According to Wikipedia: “Vespers is the sunset evening prayer service in the Western Catholic, Eastern (Byzantine) Catholic, Eastern Orthodox, Anglican, and Lutheran liturgies of the canonical hours. The word comes from the Greek ἑσπέρα and the Latin vesper, meaning “evening.” It is also referred to in the Anglican tradition as Evening Prayer or Evensong. The term is also used in some Protestant denominations (such as the Presbyterian Church or Seventh-day Adventist Church) to describe evening services.”
So, in January 1980, my step-mom joined my dad in Washington D.C. so that he could defend his controversial theological views before a meeting of the Seventh-Day Adventist elite in August.
I stayed behind at Pacific Union College in the Napa Valley with friends. I tasted a freedom I’d never experienced before. For one thing, my parents couldn’t read my diary any more now that I wasn’t living with them. Soon after I reunited with them that summer of 1980, I abandoned writing personal stuff that they could possibly find for the next ten years. It’s a sharp pain that I had to give up such solace in my confusing youth. I wish I had journals from my youth I could leaf through now. Until I got away from my home in July of 1993, I had to be careful with confiding my true thoughts and feelings. Many of the people around me could not be trusted.

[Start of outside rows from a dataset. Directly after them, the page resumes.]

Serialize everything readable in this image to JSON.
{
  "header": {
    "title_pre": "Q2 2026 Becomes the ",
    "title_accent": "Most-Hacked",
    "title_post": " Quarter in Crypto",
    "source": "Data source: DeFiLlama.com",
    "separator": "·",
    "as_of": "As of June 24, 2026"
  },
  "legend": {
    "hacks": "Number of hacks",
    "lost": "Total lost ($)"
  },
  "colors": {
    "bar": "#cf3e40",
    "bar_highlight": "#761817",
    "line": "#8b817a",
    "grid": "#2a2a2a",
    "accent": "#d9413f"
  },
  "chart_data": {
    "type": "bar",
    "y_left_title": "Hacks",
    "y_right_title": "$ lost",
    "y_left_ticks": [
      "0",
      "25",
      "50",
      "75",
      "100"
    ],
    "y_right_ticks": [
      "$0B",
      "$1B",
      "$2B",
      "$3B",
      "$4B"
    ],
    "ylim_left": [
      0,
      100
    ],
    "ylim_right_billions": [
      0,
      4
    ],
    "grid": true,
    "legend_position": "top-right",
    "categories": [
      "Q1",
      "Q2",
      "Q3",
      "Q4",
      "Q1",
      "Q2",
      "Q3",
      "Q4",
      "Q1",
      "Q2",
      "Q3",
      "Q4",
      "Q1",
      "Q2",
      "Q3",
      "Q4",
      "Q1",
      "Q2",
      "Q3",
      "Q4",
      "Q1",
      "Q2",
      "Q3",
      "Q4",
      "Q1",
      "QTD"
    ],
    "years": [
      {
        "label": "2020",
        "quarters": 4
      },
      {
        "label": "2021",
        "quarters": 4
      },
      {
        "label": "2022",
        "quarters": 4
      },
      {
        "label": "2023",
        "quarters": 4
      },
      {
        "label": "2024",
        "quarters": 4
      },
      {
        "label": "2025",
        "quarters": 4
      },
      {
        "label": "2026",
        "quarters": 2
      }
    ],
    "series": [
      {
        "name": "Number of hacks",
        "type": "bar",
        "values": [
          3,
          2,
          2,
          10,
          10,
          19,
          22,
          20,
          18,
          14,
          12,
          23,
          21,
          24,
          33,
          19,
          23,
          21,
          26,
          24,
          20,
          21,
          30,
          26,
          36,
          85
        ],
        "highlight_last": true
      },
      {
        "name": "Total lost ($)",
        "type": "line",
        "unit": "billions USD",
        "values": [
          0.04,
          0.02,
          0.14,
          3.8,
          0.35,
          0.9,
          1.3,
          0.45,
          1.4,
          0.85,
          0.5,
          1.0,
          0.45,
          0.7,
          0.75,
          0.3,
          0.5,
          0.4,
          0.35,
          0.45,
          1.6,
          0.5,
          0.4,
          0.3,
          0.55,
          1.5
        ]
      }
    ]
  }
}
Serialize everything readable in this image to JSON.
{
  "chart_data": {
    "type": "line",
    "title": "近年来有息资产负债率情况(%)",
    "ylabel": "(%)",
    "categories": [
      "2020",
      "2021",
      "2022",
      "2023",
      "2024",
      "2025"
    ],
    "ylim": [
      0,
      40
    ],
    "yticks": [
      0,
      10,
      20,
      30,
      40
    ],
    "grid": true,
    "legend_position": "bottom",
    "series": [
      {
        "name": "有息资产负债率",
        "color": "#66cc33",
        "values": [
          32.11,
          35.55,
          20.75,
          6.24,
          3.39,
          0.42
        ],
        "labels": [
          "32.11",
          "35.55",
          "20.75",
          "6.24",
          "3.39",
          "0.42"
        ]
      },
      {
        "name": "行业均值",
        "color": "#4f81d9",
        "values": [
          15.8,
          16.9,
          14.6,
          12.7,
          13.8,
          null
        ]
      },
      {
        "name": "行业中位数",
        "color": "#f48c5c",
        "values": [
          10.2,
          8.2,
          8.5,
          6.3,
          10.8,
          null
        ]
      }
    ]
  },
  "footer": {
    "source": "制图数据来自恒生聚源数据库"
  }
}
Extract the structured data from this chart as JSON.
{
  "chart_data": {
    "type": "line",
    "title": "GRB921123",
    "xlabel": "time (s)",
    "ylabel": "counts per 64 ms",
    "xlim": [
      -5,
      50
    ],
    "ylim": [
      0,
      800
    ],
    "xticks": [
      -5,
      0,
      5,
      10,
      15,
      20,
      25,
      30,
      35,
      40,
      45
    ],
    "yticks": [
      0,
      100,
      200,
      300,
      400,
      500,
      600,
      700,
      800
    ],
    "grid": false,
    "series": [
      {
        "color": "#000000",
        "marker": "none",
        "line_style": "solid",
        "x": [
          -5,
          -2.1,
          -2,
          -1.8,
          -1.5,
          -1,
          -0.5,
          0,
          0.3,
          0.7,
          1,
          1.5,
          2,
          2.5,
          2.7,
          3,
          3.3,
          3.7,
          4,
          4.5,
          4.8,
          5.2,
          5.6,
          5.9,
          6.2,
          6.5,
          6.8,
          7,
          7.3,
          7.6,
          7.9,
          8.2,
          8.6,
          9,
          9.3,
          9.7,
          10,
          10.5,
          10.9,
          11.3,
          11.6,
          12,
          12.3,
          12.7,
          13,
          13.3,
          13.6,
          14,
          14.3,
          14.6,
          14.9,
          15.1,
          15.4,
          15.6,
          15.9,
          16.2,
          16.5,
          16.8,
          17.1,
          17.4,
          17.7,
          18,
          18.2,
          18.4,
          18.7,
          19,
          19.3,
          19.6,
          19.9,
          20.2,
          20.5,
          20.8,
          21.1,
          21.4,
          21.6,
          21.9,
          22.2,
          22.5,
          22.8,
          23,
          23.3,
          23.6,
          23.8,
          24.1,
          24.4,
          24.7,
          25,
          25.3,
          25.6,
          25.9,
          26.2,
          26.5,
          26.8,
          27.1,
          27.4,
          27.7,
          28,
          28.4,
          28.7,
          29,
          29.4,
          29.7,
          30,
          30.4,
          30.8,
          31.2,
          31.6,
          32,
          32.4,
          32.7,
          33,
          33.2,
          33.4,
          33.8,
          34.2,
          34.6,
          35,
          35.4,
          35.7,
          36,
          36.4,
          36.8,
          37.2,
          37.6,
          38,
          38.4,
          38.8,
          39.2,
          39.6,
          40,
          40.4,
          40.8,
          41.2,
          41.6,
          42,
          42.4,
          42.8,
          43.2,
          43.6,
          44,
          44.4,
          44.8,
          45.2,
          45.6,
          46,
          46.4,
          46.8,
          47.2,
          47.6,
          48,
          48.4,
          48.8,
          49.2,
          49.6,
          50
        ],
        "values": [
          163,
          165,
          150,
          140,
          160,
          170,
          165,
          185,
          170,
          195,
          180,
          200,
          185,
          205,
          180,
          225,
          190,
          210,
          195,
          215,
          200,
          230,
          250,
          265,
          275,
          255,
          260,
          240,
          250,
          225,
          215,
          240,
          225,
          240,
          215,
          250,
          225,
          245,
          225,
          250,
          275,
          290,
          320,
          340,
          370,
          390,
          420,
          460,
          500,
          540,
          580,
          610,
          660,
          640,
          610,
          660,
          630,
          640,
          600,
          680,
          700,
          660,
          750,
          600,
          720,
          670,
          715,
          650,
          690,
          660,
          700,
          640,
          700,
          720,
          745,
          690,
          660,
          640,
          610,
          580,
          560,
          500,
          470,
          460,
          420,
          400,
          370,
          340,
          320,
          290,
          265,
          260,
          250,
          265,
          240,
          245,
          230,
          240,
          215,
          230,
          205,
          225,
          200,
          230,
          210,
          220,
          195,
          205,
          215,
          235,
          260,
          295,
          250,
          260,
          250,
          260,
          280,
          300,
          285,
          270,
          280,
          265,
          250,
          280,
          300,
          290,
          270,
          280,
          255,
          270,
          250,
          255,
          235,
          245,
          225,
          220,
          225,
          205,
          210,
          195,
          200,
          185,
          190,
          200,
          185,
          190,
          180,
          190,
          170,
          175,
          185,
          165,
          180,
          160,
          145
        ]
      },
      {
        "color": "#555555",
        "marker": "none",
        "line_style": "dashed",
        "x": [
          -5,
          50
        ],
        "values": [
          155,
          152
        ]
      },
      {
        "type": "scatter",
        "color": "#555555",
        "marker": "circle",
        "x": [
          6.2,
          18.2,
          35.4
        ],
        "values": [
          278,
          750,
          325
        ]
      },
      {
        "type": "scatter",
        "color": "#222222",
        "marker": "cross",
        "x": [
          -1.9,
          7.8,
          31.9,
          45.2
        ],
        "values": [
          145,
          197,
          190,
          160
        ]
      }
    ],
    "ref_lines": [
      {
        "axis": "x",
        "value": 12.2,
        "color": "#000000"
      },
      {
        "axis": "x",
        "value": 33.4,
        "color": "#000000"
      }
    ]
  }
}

My family came to Pacific Union College from Avondale College in Australia in May of 1977. I was 11. Before my classmates got to know me, they were friendly. Then after they got singed by my hateful words and actions, they backed off. I wasn’t the biggest loser in my grade. I was about average. I had moved around the world, but quickly found myself in the same place in the social pecking order.
My classmate Andy Muth in December of 1979 was forced by his mother to invite me home for Sabbath lunch and it was the greatest lunch of my life. The Muth family was so cool. I could talk about everything and it wasn’t used against me. You’ve heard of the movie The Blind Side? That’s my story. The Muths adopted me, so to speak, and I became a part of the family, a bit like Brideshead Revisited but without the dark side.
Unfortunately, I could not stay with the Muths for my last six months of eighth grade because my parents had already promised me to someone else, but I did become close with Andy and his whole family. They probably did more than anyone outside of my own family to civilize me.
One Friday night, I went to the Vespers service at the Pacific Union College church. I walked in the back. The service was already going on. I stood there and looked around and felt awkward and alone, my two most familiar feelings.
Then down the stairs came a vision in white — the beautiful Denise, the classmate I had a crush on. She wore a long dress. She invited me up to the balcony where several of my classmates sat. It was awesome. I was part of the group.
We sat in the back and talked all through the services. Christian services are very different from Jewish ones. They’re much more reverent and transcended. Christians don’t talk in church like Orthodox Jews (excluding the converts and baalei teshuva) talk in shul. So we eighth graders had to whisper, but it was great fun.
I don’t think any of us had any strong belief in the church. It was just how we were raised. It was our social community. I don’t think any of us went on to lead an observant Adventist life.
I kept going to Vespers after that and kept sitting with my friends and with my parents gone, I finally felt like a normal kid and I got to do normal kid things like sit in church and talk the whole time. If my parents had been around, they would’ve put a stop to these hijinks. My parents were fervent believers. Adventism wasn’t just a social group or a good way to raise kids, it was God’s will for humanity (after my dad got kicked out of the church later that year, he said we belonged to the invisible church of Jesus Christ, and he really believed that).
When I think back to that night when Denise floated down the stairs to include me, to invite me up to the balcony to join my classmates, I well up. There’s no better feeling than being included by people you like. Yeah, I know I say and do ugly things, but I still yearn to be included.
Fast forward to May. My class went on a long bike ride on a Sabbath afternoon. I attached myself to Denise. I adored her. She biked really hard up the hill and I had to struggle to keep up. At a rest stop, she complained to somebody that I was sticking to her like glue and I got the word and left her alone. When people like her give me an inch of friendliness, I try to take a mile.